Geen enkele aardscheerder zal in de toekomst meer aan ons oog kunnen ontsnappen.
De afgelopen jaren hebben astronomen flink op zogenaamde ‘potentieel gevaarlijke planetoïden’ gejaagd. Dit zijn rondslingerende ruimtestenen die mogelijk op ramkoers met de aarde liggen. Inmiddels hebben onderzoekers al meer dan 18.000 aardscheerders ontdekt en hun banen bepaald. Maar waarschijnlijk wachten er nog veel meer op ontdekking. En bij die zoektocht zal de nieuwe Chileense Test-Bed Telescope 2 (TBT2) een handje gaan helpen.
Test-Bed Telescope 2
De spiksplinternieuwe telescoop, gestationeerd op de ESO-sterrenwacht op La Silla in Chili, is zojuist in gebruik genomen. En samen met zijn broertje TBT1 die zich in het Spaanse Cebreros op het noordelijk halfrond bevindt, zal de TBT2 de hemel nauwlettend afspeuren naar planetoïden die mogelijk een bedreiging voor de aarde kunnen vormen. “Om het risico van potentieel gevaarlijke objecten in het zonnestelsel te kunnen berekenen, moeten we eerst weten hoeveel van deze objecten er zijn,” zegt Ivo Saviane, locatiemanager van de ESO-sterrenwacht op La Silla. “Het TBT-project is een stap in die richting.”

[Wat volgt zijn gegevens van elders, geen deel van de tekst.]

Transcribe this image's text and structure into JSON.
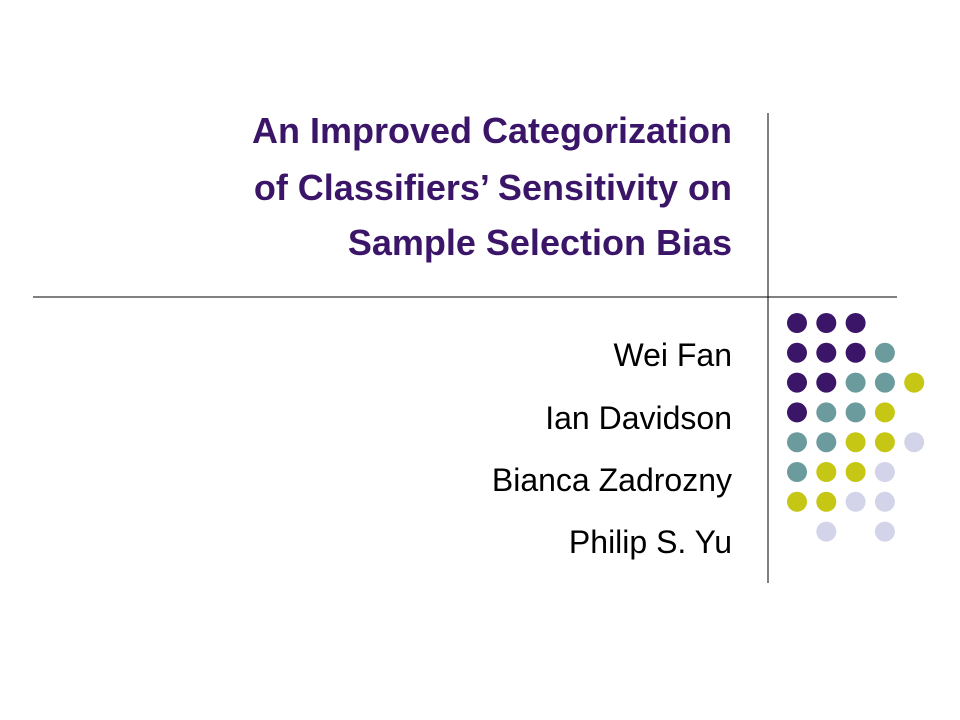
{
  "slide": {
    "title": [
      "An Improved Categorization",
      "of Classifiers’ Sensitivity on",
      "Sample Selection Bias"
    ],
    "authors": [
      "Wei Fan",
      "Ian Davidson",
      "Bianca Zadrozny",
      "Philip S. Yu"
    ]
  }
}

Uiteindelijk zullen de telescopen deel uit maken van een heus telescoopnetwerk. TBT1 en TBT2 zullen namelijk fungeren als een voorloper van het geplande Flyeye-telescoopnetwerk; een afzonderlijk project dat door ESA wordt ontwikkeld voor het opsporen en volgen van snel bewegende objecten aan de hemel. Dit toekomstige netwerk zal volledig autonoom werken: de waarnemingen worden aangestuurd door software, die dagelijks verslag doet van de posities en andere eigenschappen van de gedetecteerde objecten. De hardware en software voor dit toekomstige netwerk zullen nu eerst in de TBT2 worden getest om te kijken of ze aan de verwachtingen voldoen.
Jacht
Astronomen hopen zo elk rondslingerende ruimtesteen in kaart te kunnen brengen. Zodra het netwerk volledig operationeel is, kan het de nachthemel afspeuren om snel bewegende objecten te volgen. Daarmee wordt Europa’s vermogen om potentieel gevaarlijke objecten die de aarde dicht kunnen naderen op te sporen, aanzienlijk vergroot. En die kennis is van groot belang. Op deze manier wordt namelijk voorkomen dat we verrast worden door een planetoïde die op korte termijn ineens een groot gevaar voor de aarde vormt.
Tsjeljabinsk-meteoriet
Hoe groot die kans is dat we worden geraakt door een inkomende planetoïde? Hoewel ernstige inslagen op aarde uiterst zeldzaam zijn, zijn ze ook weer niet ondenkbaar. Al miljarden jaren staat onze planeet bloot aan een bombardement van grote en kleine planetoïden. En die kunnen vervolgens voor best wat opschudding zorgen. Dat bewees de Tsjeljabinsk-meteoriet wel, die in 2013 de Russische stad Tsjeljabinsk op deed schrikken. Deze ruimtesteen was zo’n 17 meter groot en ontplofte op 20 kilometer hoogte in de atmosfeer. Bij die explosie kwam zo’n 30 keer meer energie vrij dan tijdens de kernaanval op Hiroshima. De schokgolf zorgde ervoor dat ramen van honderden gebouwen uiteenspatten. Zo’n 1600 mensen raakten daarbij gewond. Het herinnert ons aan de dreiging die van soortgelijke aardscheerders uitgaat.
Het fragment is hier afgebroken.